En una de las obras más importantes del siglo pasado (Lo pequeño es hermoso) E. Schumacher tiene un capítulo titulado “paz y permanencia”, donde critica esa ideología dominante de que “el camino de la paz es el camino de la riqueza”: que cuando todos seamos ricos se acabarán las guerras. Esa ideología llevó a la atrocidad de Keynes (tan meritorio en otros campos) de que “debemos pasar todavía cien años simulando ante nosotros mismos que lo bello es sucio y lo sucio es bello: porque resulta que lo bello es inútil y lo sucio no lo es… La avaricia, la usura y la precaución deben ser nuestros dioses por un poco más de tiempo”. Han pasado ya 87 años desde que se escribieron esas palabras y lo único que ha sucedido es que nos hemos vuelto todos más cínicos y unos pocos mucho más ricos, pero no que la paz esté más cerca. Porque (concluye Schumacher) “si los vicios humanos tales como la desmedida ambición y la envidia son cultivados sistemáticamente, el resultado inevitable es nada menos que un colapso de la inteligencia: un hombre dirigido por la ambición y la envidia pierde el poder de ver las cosas tal como son”. Y concluye citando a Dorothy Sayers “no pensemos que las guerras son catástrofes irracionales: las guerras ocurren cuando formas erróneas de pensar y de vivir conducen a situaciones intolerables”. Y situación intolerable es la de miles de millones de personas en nuestro mundo, mientras nosotros creemos ser felices celebrando, por ejemplo, un campeonato de liga ganado, en última instancia, a golpes de talonario. Así de estúpidos nos han vuelto.
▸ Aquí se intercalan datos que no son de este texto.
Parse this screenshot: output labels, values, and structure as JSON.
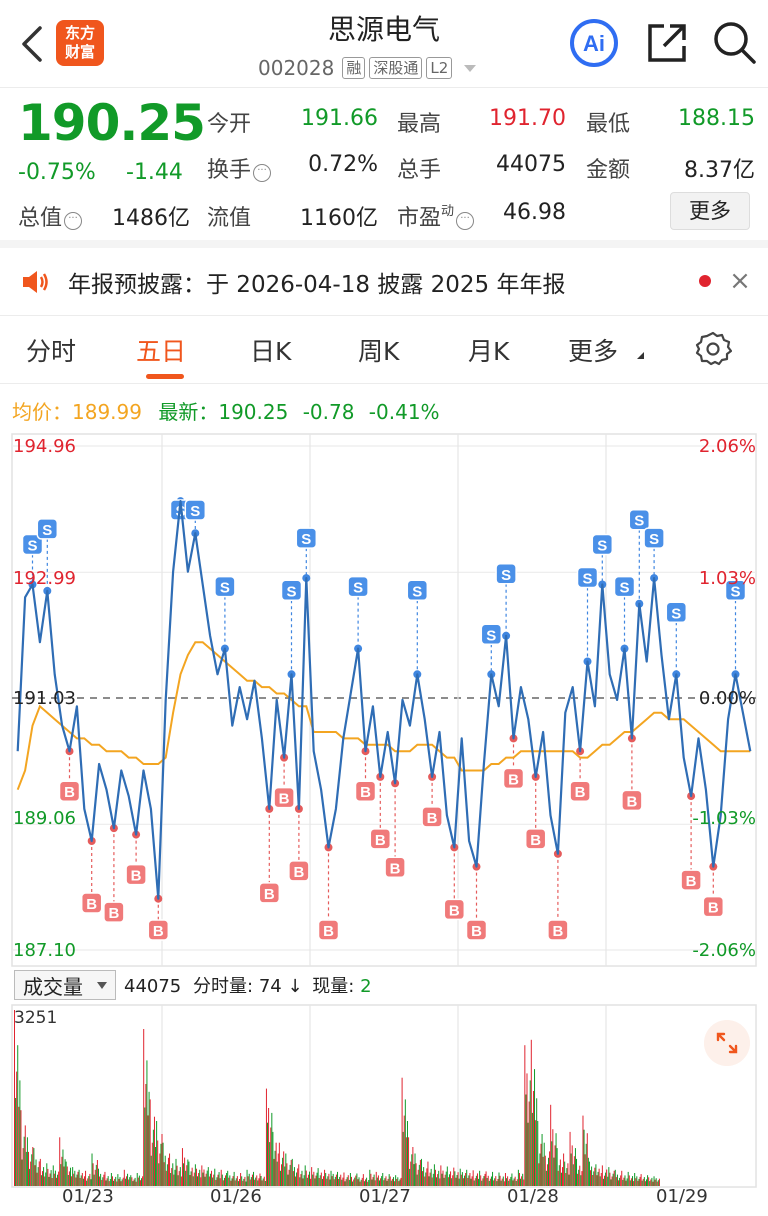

¡Cuánta razón tenían Buda y Jesús de Nazaret! El primero pone de relieve la inmensa mentira de ese ego al que intentamos alimentar a base de dinero, y siempre sigue pidiendo más y más porque, en realidad, no se alimenta sino que se consume, ya que ni siquiera tiene verdadera realidad. El segundo con su sencilla radicalidad usual: “no podéis servir a Dios y al dinero”. Que para nuestro tema de hoy significa (¡oigamos bien!): “No podéis servir a la ternura y al dinero”.
Así estamos hoy por haber querido servir al segundo: faltos, totalmente carentes de esa ternura que sería la fuente de nuestra verdadera paz y de la única posible felicidad. Y así vuelven a cobrar enorme relieve aquellas palabras de Ignacio Ellacuría mártir precisamente por pensar de ese modo: nuestro mundo del s. XXI sólo puede tener solución en “una civilización de la sobriedad compartida”. Si no, acaba pasando que, mientras el dinero intenta acomodarnos en una “banalidad” del mal, la guerra reaparece para recordarnos la intolerabilidad del mal.